Bringing Business to Undergraduates

Portrait of Brad HendricksBrad Hendricks – assistant professor of accounting at UNC Kenan-Flagler Business School – is an expert on corporate disclosure, initial public offerings (IPOs) as well as entrepreneurship. So it’s only fitting he’s teaching a new course, Profits, People, Planets and Purpose, designed to inspire undergraduates to pursue business education and opportunities.

The course also presents undergrads with a unique experiential learning opportunity to apply theory to practice. Students manage “companies” while competing against their classmates in a simulation.

Hendricks likes to see their competitive natures show: “This generation is so adept at self-learning, experiential learning, that putting them in a gaming scenario that mimics the workplace is a fun, intuitive and risk-free way for them to learn how to make smart business decisions.”

Profits, People, Planets and Purpose is just one example of Hendricks’ impactful teaching at UNC Kenan-Flagler.

“Brad is a top-tier researcher and an amazing teacher,” said Jana Raedy, associate professor and EY Scholar in accounting and senior associate dean of business and operations. “He has not only made a major impact on the academic community with his research, but also has had a significant impact on the business community more broadly. He teaches extremely difficult material in a way that, while challenging the students to think critically, is accessible to them.”

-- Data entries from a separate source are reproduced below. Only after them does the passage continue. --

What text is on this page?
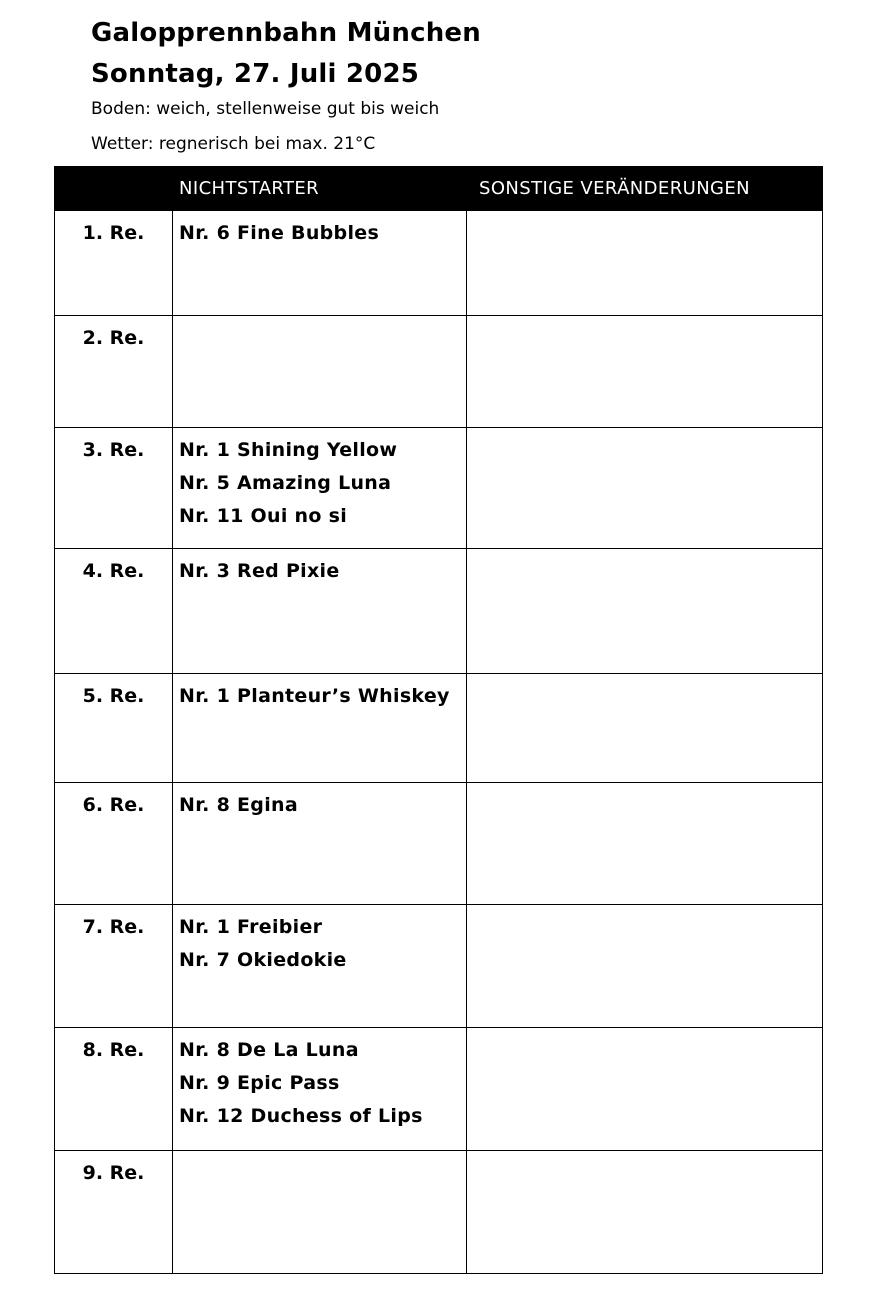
Galopprennbahn München
Sonntag, 27. Juli 2025

Boden: weich, stellenweise gut bis weich

Wetter: regnerisch bei max. 21°C

	NICHTSTARTER	SONSTIGE VERÄNDERUNGEN
1. Re.	Nr. 6 Fine Bubbles	

2. Re.		
3. Re.	Nr. 1 Shining Yellow
Nr. 5 Amazing Luna
Nr. 11 Oui no si	

4. Re.	Nr. 3 Red Pixie	

5. Re.	Nr. 1 Planteur’s Whiskey	

6. Re.	Nr. 8 Egina	

7. Re.	Nr. 1 Freibier
Nr. 7 Okiedokie	

8. Re.	Nr. 8 De La Luna
Nr. 9 Epic Pass
Nr. 12 Duchess of Lips	

9. Re.		
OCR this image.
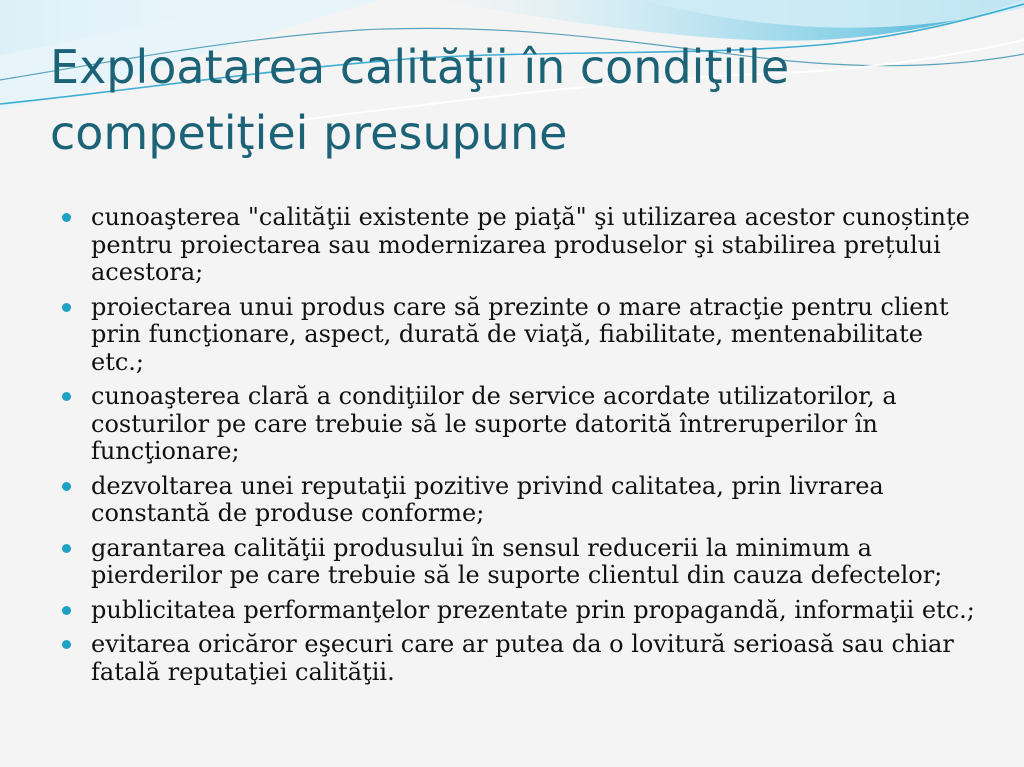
Exploatarea calităţii în condiţiile
competiţiei presupune
cunoaşterea "calităţii existente pe piaţă" şi utilizarea acestor cunoștințe pentru proiectarea sau modernizarea produselor şi stabilirea prețului acestora;
proiectarea unui produs care să prezinte o mare atracţie pentru client prin funcţionare, aspect, durată de viaţă, fiabilitate, mentenabilitate etc.;
cunoaşterea clară a condiţiilor de service acordate utilizatorilor, a costurilor pe care trebuie să le suporte datorită întreruperilor în funcţionare;
dezvoltarea unei reputaţii pozitive privind calitatea, prin livrarea constantă de produse conforme;
garantarea calităţii produsului în sensul reducerii la minimum a pierderilor pe care trebuie să le suporte clientul din cauza defectelor;
publicitatea performanţelor prezentate prin propagandă, informaţii etc.;
evitarea oricăror eşecuri care ar putea da o lovitură serioasă sau chiar fatală reputaţiei calităţii.
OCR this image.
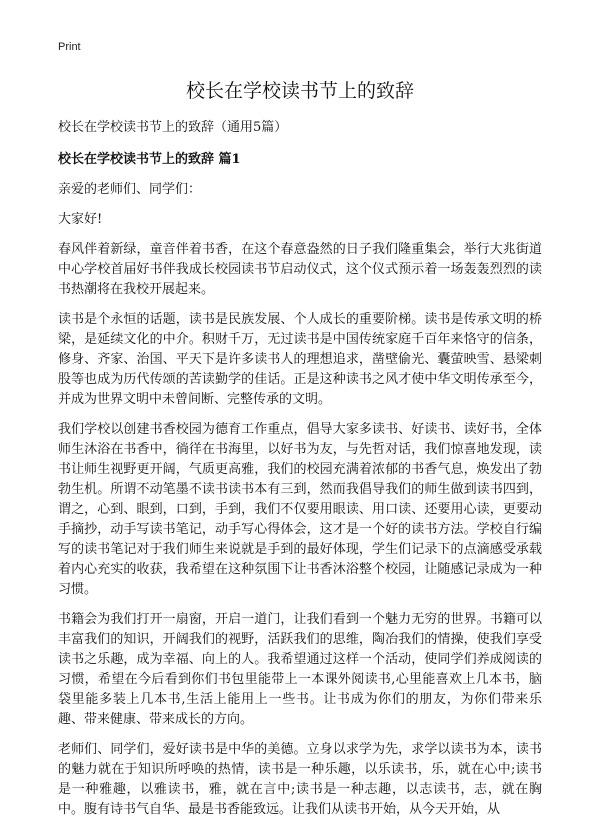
Print
校长在学校读书节上的致辞

校长在学校读书节上的致辞（通用5篇）

校长在学校读书节上的致辞 篇1

亲爱的老师们、同学们：

大家好!

春风伴着新绿，童音伴着书香，在这个春意盎然的日子我们隆重集会，举行大兆街道中心学校首届好书伴我成长校园读书节启动仪式，这个仪式预示着一场轰轰烈烈的读书热潮将在我校开展起来。

读书是个永恒的话题，读书是民族发展、个人成长的重要阶梯。读书是传承文明的桥梁，是延续文化的中介。积财千万，无过读书是中国传统家庭千百年来恪守的信条，修身、齐家、治国、平天下是许多读书人的理想追求，凿壁偷光、囊萤映雪、悬梁刺股等也成为历代传颂的苦读勤学的佳话。正是这种读书之风才使中华文明传承至今，并成为世界文明中未曾间断、完整传承的文明。

我们学校以创建书香校园为德育工作重点，倡导大家多读书、好读书、读好书，全体师生沐浴在书香中，徜徉在书海里，以好书为友，与先哲对话，我们惊喜地发现，读书让师生视野更开阔，气质更高雅，我们的校园充满着浓郁的书香气息，焕发出了勃勃生机。所谓不动笔墨不读书读书本有三到，然而我倡导我们的师生做到读书四到，谓之，心到、眼到，口到，手到，我们不仅要用眼读、用口读、还要用心读，更要动手摘抄，动手写读书笔记，动手写心得体会，这才是一个好的读书方法。学校自行编写的读书笔记对于我们师生来说就是手到的最好体现，学生们记录下的点滴感受承载着内心充实的收获，我希望在这种氛围下让书香沐浴整个校园，让随感记录成为一种习惯。

书籍会为我们打开一扇窗，开启一道门，让我们看到一个魅力无穷的世界。书籍可以丰富我们的知识，开阔我们的视野，活跃我们的思维，陶冶我们的情操，使我们享受读书之乐趣，成为幸福、向上的人。我希望通过这样一个活动，使同学们养成阅读的习惯，希望在今后看到你们书包里能带上一本课外阅读书,心里能喜欢上几本书，脑袋里能多装上几本书,生活上能用上一些书。让书成为你们的朋友，为你们带来乐趣、带来健康、带来成长的方向。

老师们、同学们，爱好读书是中华的美德。立身以求学为先，求学以读书为本，读书的魅力就在于知识所呼唤的热情，读书是一种乐趣，以乐读书，乐，就在心中;读书是一种雅趣，以雅读书，雅，就在言中;读书是一种志趣，以志读书，志，就在胸中。腹有诗书气自华、最是书香能致远。让我们从读书开始，从今天开始，从
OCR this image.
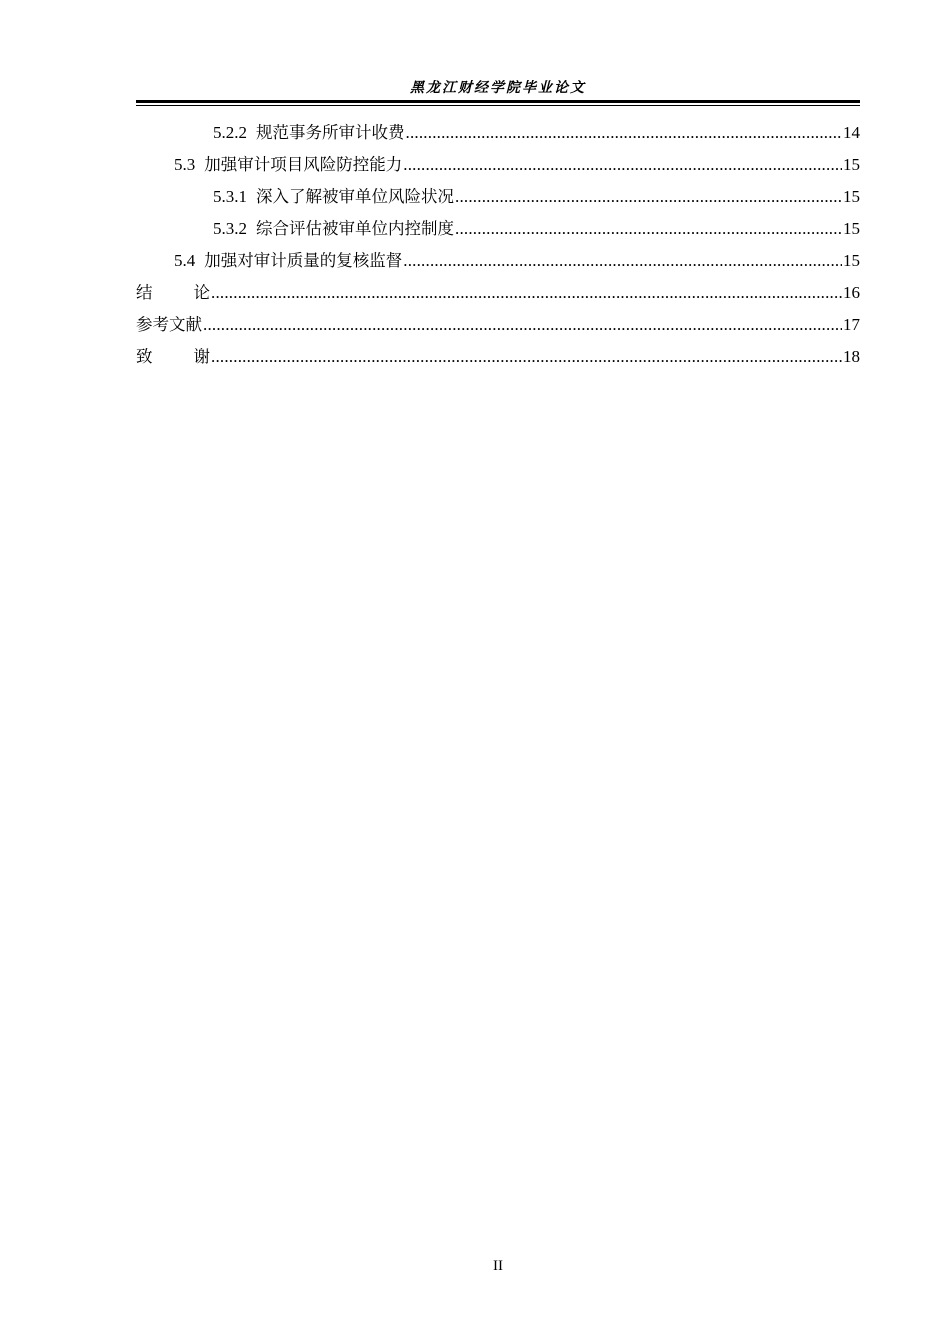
黑龙江财经学院毕业论文
5.2.2 规范事务所审计收费 .....	14
5.3 加强审计项目风险防控能力 .....	15
5.3.1 深入了解被审单位风险状况 .....	15
5.3.2 综合评估被审单位内控制度 .....	15
5.4 加强对审计质量的复核监督 .....	15
结论 .....	16
参考文献 .....	17
致谢 .....	18
II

He won the Business School’s 2021-22 Bullard Faculty Research Impact Award, which recognizes a professor each year whose research has had a significant effect on the practice of business. He is the first assistant professor to win it. Additionally, Hendricks received the Glenn McLaughlin Prize for Research in Accounting and Ethics and the Morgan Stanley Prize for Best Paper in 2021.

UNC Kenan-Flagler students also recognized his work in the classroom: He won the prestigious Weatherspoon Teaching Excellence Award in the Master of Accounting (MAC) Program in 2016 and again in 2022.

“Teaching really matters here at UNC Kenan-Flagler. There’s a high value placed on it, and I do the best I can. I am glad that students find such value in my class, despite its reputation for also being the most difficult class in the MAC Program,” said Hendricks.